Wednesday, February 20, 2013

Pet Peeves!! I have quite a few pet peeves. I can’t stand overly poetic descriptions of weather, scene settings and characters. When I’m read a novel and come to an entire page of description I find it excruciating to read and will in all likelihood put that book down. I find it annoying when a writer has to describe every little thing in great detail so nothing stands out. Another pet peeve one is writing in the passive voice. It makes the writing boring and removed. For example: The Bloody Mary is being drunk. This is dead space.

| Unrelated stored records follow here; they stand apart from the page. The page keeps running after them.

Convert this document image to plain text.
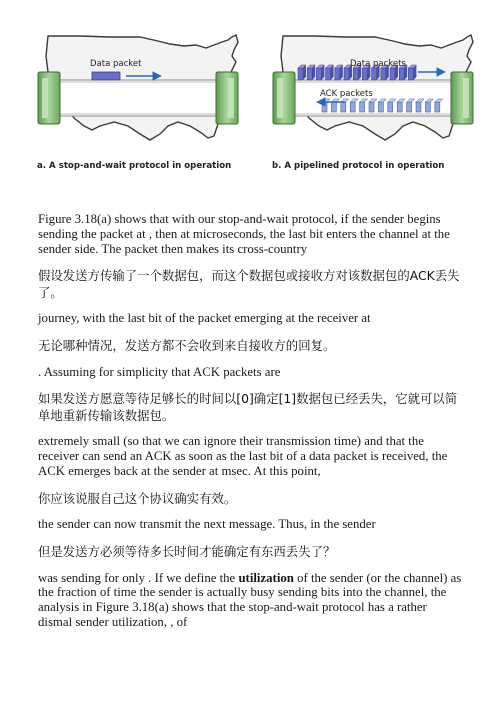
Data packet	Data packets
ACK packets
a. A stop-and-wait protocol in operation	b. A pipelined protocol in operation

Figure 3.18(a) shows that with our stop-and-wait protocol, if the sender begins sending the packet at , then at microseconds, the last bit enters the channel at the sender side. The packet then makes its cross-country

假设发送方传输了一个数据包，而这个数据包或接收方对该数据包的ACK丢失了。

journey, with the last bit of the packet emerging at the receiver at

无论哪种情况，发送方都不会收到来自接收方的回复。

. Assuming for simplicity that ACK packets are

如果发送方愿意等待足够长的时间以[0]确定[1]数据包已经丢失，它就可以简单地重新传输该数据包。

extremely small (so that we can ignore their transmission time) and that the receiver can send an ACK as soon as the last bit of a data packet is received, the ACK emerges back at the sender at msec. At this point,

你应该说服自己这个协议确实有效。

the sender can now transmit the next message. Thus, in the sender

但是发送方必须等待多长时间才能确定有东西丢失了？

was sending for only . If we define the utilization of the sender (or the channel) as the fraction of time the sender is actually busy sending bits into the channel, the analysis in Figure 3.18(a) shows that the stop-and-wait protocol has a rather dismal sender utilization, , of
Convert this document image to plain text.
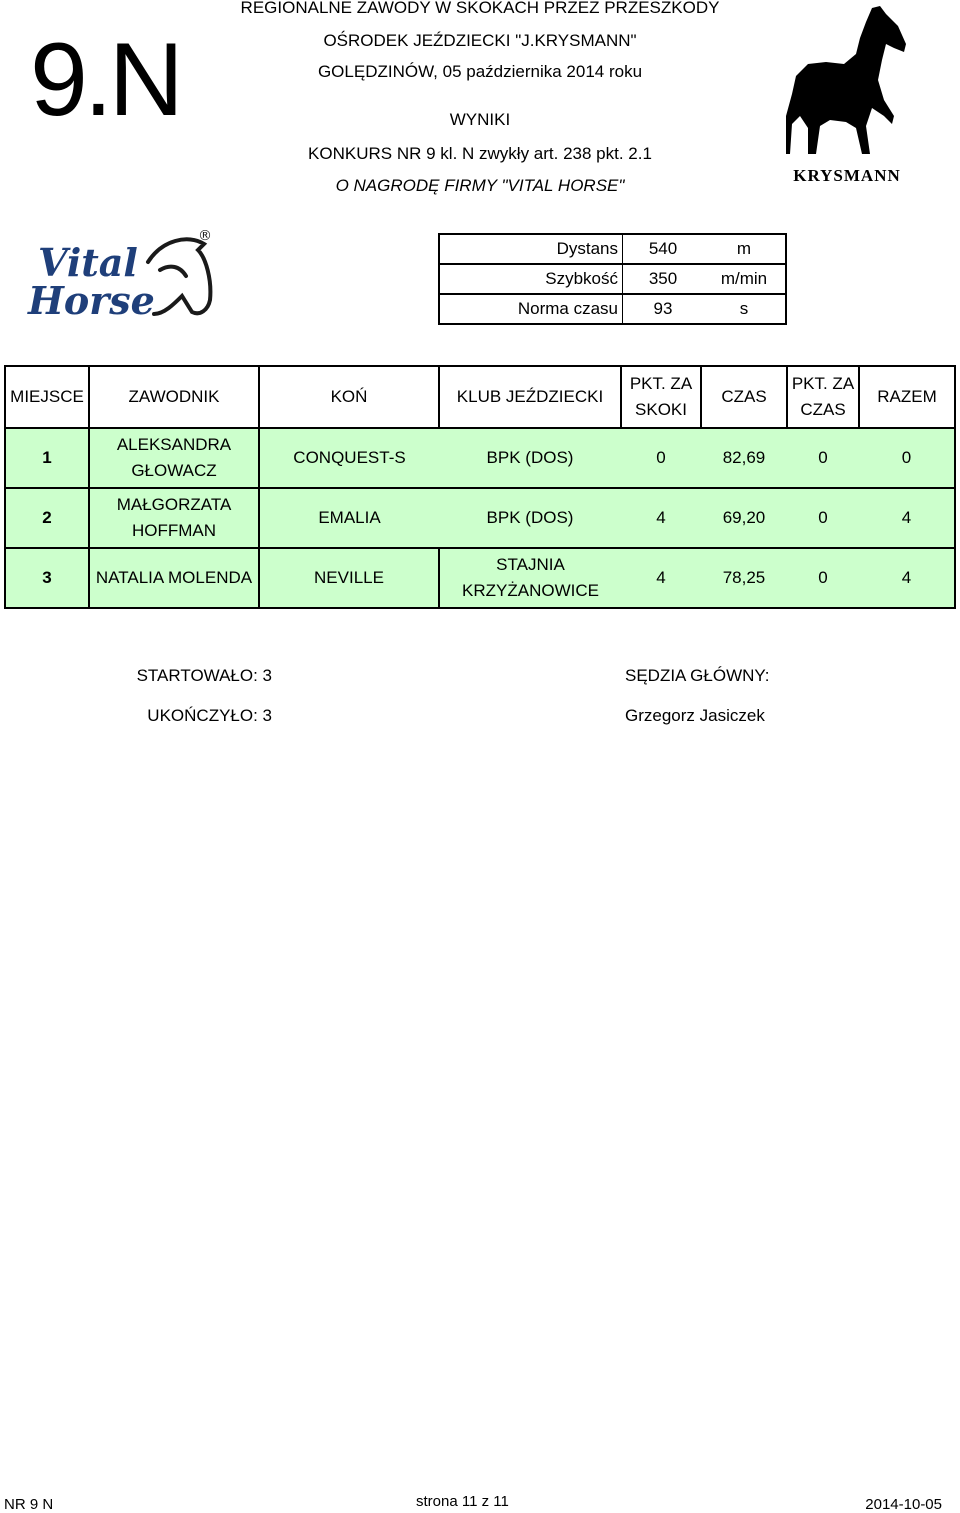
9.N
REGIONALNE ZAWODY W SKOKACH PRZEZ PRZESZKODY
OŚRODEK JEŹDZIECKI "J.KRYSMANN"
GOLĘDZINÓW, 05 października 2014 roku
WYNIKI
KONKURS NR 9 kl. N zwykły art. 238 pkt. 2.1
O NAGRODĘ FIRMY "VITAL HORSE"
KRYSMANN
Vital
Horse
®
Dystans	540	m
Szybkość	350	m/min
Norma czasu	93	s
MIEJSCE	ZAWODNIK	KOŃ	KLUB JEŹDZIECKI	PKT. ZA SKOKI	CZAS	PKT. ZA CZAS	RAZEM
1	ALEKSANDRA GŁOWACZ	CONQUEST-S	BPK (DOS)	0	82,69	0	0
2	MAŁGORZATA HOFFMAN	EMALIA	BPK (DOS)	4	69,20	0	4
3	NATALIA MOLENDA	NEVILLE	STAJNIA KRZYŻANOWICE	4	78,25	0	4
STARTOWAŁO: 3
UKOŃCZYŁO: 3
SĘDZIA GŁÓWNY:
Grzegorz Jasiczek
NR 9 N	strona 11 z 11	2014-10-05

Much better to write, “Gina drinks the Bloody Mary in one gulp.” The active voice makes the words more exciting and clarifies who is doing the action. Too often writers fall into the passive voice and soon the story comes to a screeching halt. I also get peeved when a writer has to mention what the character is thinking about and what's about to happen and how this pertains to his/her past. This dumping of the stream of consciousness detracts from the story. It’s much better to show than to tell. Here are a few other pet peeves: Too many metaphors. Repetition with words. Too many curse/swear words so they have no impact I saved the worst one for last: coincidences. I can’t stand contrived coincidences. I hate it when Uncle Guido shows up near the end of the novel to take care of the ‘situation’ or when the newspaper falls into the characters hand with a photo that provides a key piece of information to solve the mystery. Maybe you think it’s just luck. I don’t think so. It’s just lazy storytelling. Coincidences do happen in real life, but in a novel if it isn’t organic then it simply doesn’t work. These contrived coincidences are highly improbably and the events are simply disguised as happenstance. Destiny doesn’t happen this way. When coincidences in a story don’t ring true the reader will feel duped especially when they are used as major plot point. It breaks the unwritten contract with the reader. Thank you for the opportunity to discuss my journey with you. I hope you enjoy reading The Bloody Mary Club and come away with an appreciation of all things financial!